Elijah King, 37, of Meadow Lane, appeared at Basildon Crown Court on Friday November 8 where he was sentenced to a total of 11 years for burglaries and dangerous driving.
He previously admitted the counts and driving without insurance at the same court on Friday November 1.
Between April 1 and July 22, officers investigated reports that elderly and vulnerable people aged between 70 and 92 had been burgled.
King drove to addresses in Goldhanger, Billericay, Wickford, East Hanningfield, Ingatestone, Chelmsford and Woodham Walter then knocked at the doors of his victims where he impersonated an officer investigating counterfeit money.
He showed the victims fake identification documents and on occasions he threatened them with arrest and pushed passed them.
Each victim allowed King into their home before later finding cash missing.
He was arrested on Tuesday July 23 after executing a warrant at his address.
Investigating officer PC Jonathan Stephenson, of Brentwood CID, said: “King targeted our community’s elderly and vulnerable for his own financial gain.
“He claimed to be an officer from a specialist unit at Essex Police and preyed on his victims’ respect for authority to gain access to their homes. If they challenged him, King threatened to arrest them for being uncooperative.
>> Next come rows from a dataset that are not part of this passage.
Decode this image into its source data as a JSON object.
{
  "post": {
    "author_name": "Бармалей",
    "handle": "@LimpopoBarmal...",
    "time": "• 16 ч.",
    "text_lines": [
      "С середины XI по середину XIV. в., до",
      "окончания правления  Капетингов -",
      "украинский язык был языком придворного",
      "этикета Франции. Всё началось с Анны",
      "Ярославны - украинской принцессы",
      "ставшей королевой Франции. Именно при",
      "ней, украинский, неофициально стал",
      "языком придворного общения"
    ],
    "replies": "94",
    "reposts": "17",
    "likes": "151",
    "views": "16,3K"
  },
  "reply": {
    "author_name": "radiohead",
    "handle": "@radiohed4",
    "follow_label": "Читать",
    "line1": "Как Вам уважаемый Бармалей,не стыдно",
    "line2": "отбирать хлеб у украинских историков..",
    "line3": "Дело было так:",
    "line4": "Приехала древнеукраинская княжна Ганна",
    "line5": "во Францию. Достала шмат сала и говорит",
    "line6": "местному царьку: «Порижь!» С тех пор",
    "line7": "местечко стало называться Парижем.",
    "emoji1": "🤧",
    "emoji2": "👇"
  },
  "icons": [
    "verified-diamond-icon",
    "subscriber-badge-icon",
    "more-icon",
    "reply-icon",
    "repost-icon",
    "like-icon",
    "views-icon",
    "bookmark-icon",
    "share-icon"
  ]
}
“We believe King followed some of his victims home after he saw them withdrawing cash in their towns. He is also an opportunist who targeted his victims due to their age.
“The crimes he carried out have and could continue to have an impact on the lives of the victims, with some even registered as disabled.
“He has today been sent to prison and I hope this outcome provides some justice to them. I thank you for your support over this case.”
In addition to his jail
sentence, King has been made the subject of a Serious Crime
Prevention Order, which means he has to let Essex Police know any
future home addresses, phone numbers and employer details. He is also
banned from cold-calling anyone as a result of the order.
Police have issued the following advice:
• A genuine bank or
organisation will never contact you out of the blue to ask for your
PIN, full password or to move money to another account;
• Your bank or the police will never ask you for your PIN, bank card, or ask you to withdraw money or buy items on their behalf. If you receive an unexpected call, hang up and use another phone to call back and confirm identity;
• Be extremely wary of unsolicited phone calls from your bank or the police, particularly if they are requesting personal information;
• Always check a cold callers identity. If you are not happy about a person’s identity, do not let them into your house under any circumstances;
• Never hand over your money, bank cards or make purchases following an unexpected call.